Barbara Molony in Australia

Faculty Activities

Click here to learn what some of our faculty did over this past summer.

Barbara Molony published two article-length entries on "Feminisms in Northeast Asia" and "Feminisms in Southeast Asia" in The Wiley-Blackwell Encyclopedia of Gender and Sexuality Studies. She also completed two other manuscripts that will be published this fall and winter. Her recent book, Gender in Modern East Asia, was formally launched at the Asian Studies Association of Australia meeting in Canberra.

Fr. Art Liebscher, S.J. became Rector of the Jesuit community on July 31. In that capacity he participated in a Board of Trustees trip to Spain at the beginning of September.

Nancy Unger spent the bulk of her time making edits to her forthcoming co-edited book A Companion to the Gilded Age and Progressive Era, which will be published by Wiley Blackwell. She also discussed Belle La Follette on KPFA radio and recorded a half-hour podcast on Belle La Follette for "History Personified."

Amy Randall worked on an article tentatively entitled, "Remaking Soviet Fatherhood in the Post-Stalin Era." She also spent two and a half weeks in Russia conducting research for her current project, Soviet Sexual Education in the 1960s and 1970s.

Fr. Paul Mariani, S.J. spent the summer finishing off his sabbatical. Besides writing, he was able to interview some key players who were involved in Chinese-Catholic issues and Sino-Vatican relations after the Chinese revolution of 1949.

Aaron Willis took a Teaching and Technology Workshop offered at SCU. He also participated in the new SCU faculty orientation as a panelist on the "Thriving in your Faculty Appointment" session for non-tenure stream faculty. He spent a good part of the summer working on an article that he has almost finished and writing two blog posts for a website on early Canadian history. The first post went up last month and the second post will likely be up next month.

Greg Wigmore attended the annual meeting of the Canadian Historical Association in Calgary, Alberta, where he presented a paper titled, "Simcoe, Slavery, and Upper Canada."

Naomi Andrews wrote the chapter on 19th century Feminism for the prestigious Cambridge History of Modern European Thought, which will be published within a year. She also finished and submitted an article, "Selective Empathy: Workers, Colonial Subjects, and the Affective Politics of French Romantic Socialism," to a French history journal, where it is under consideration.

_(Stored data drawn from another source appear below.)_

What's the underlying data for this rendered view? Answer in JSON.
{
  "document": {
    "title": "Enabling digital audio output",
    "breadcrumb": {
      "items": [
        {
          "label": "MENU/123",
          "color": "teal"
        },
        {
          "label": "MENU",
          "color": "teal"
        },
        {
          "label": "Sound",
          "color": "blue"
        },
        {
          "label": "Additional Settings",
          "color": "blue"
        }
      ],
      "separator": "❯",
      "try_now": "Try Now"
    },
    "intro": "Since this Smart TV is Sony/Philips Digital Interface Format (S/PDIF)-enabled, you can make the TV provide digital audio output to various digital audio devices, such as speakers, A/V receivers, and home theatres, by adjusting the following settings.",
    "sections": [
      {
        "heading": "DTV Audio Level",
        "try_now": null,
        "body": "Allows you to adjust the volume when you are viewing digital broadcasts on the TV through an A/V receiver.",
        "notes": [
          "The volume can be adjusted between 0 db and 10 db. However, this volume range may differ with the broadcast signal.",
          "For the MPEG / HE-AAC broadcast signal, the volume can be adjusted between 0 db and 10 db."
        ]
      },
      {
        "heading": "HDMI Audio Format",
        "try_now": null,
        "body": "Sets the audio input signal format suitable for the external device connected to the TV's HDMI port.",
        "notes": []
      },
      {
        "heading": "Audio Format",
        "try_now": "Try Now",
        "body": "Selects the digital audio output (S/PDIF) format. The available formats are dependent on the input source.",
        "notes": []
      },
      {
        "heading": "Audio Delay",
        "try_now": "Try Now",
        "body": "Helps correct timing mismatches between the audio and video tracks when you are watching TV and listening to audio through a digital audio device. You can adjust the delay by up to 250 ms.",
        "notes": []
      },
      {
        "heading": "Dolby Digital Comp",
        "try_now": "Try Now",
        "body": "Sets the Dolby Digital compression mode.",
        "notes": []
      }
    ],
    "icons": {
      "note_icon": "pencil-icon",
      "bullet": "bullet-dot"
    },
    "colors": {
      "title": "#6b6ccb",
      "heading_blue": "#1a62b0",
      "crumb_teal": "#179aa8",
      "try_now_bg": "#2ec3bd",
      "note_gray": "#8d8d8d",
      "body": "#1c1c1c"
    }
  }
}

Bob Senkewicz spent a week in Sonoma doing research on Mariano Guadalupe Vallejo, the subject of his next research project. He spent a good amount of time over the summer digging into primary and secondary sources on Vallejo that had been collected and organized over the course of the last year by three research assistants, history minor Cameron LaFleur, history major Victoria Juarez, and history graduate Allison Byrne.